Some of it might just be that political capture has set the rules they worship and the standards they conform to such that "1619 project" attitudes aren't "radical," but only some, and I don't see breaking that consensus is anything less than a "coup-complete" problem.

"CRT bans" aren't working, will not work, because teachers — the entire profession — will openly defy them out of ideological fervor. The Left has totally conquered public schooling like they have everything else. One cannot get hired to work in a public school anymore without being a committed Leftist ideologue. And any attempt by the Right to build an alternative for their children will be crushed. The war has already been won utterly.

This is not at all true to my experience (currently teaching, in public education about a decade, got an education degree in the past 20 years).

Different places are different, I suppose?

One cannot get hired to work in a public school anymore without being a committed Leftist ideologue.

Yes, you can, lots of people do it.

And any attempt by the Right to build an alternative for their children will be crushed.

That's not actually true. Based charter schools, homeschooling, and parochial schools are all not only not under threat, they're thriving.

instead of a fantasy that I really can’t tell if it’s paranoid or horny

Oppression pornography is still pornography and should be treated as such.

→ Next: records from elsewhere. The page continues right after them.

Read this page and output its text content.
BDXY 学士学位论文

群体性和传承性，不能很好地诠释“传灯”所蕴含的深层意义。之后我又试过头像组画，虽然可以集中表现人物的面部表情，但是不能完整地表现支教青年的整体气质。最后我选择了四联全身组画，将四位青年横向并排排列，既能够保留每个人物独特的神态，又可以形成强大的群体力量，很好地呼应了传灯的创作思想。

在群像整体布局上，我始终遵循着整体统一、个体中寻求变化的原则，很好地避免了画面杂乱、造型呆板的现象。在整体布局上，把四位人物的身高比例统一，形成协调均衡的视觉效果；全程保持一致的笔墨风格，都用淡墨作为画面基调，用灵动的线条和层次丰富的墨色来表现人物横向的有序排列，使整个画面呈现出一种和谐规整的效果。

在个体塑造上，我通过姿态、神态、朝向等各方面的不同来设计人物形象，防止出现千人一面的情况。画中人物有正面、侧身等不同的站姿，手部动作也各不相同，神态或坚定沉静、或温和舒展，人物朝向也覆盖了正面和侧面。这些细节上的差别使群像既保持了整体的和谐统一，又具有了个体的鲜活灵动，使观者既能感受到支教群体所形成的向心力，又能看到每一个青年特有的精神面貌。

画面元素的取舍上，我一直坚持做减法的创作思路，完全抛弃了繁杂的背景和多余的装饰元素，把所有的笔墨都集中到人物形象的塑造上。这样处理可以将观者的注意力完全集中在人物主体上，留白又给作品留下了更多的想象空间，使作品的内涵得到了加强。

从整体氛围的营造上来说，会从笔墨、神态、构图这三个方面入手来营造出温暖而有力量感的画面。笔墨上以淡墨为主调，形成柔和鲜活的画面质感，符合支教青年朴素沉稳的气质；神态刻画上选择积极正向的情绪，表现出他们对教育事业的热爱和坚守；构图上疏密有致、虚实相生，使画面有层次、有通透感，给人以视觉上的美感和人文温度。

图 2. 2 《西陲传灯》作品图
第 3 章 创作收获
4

(Maybe submissive personality types have a pathological need to identify as "oppressed"? It certainly seems that way if you've ever read any yaoi or romance novels, that's for sure.)

“The other side” is presumably having children, which means your attempts at raising an army of military school cadets poised to recapture American institutions from the commies will be met with fierce parental resistance about half the time. Particularly once you begin trying to dictate how parents feed and exercise their children, which is extremely unpopular with parents on all sides.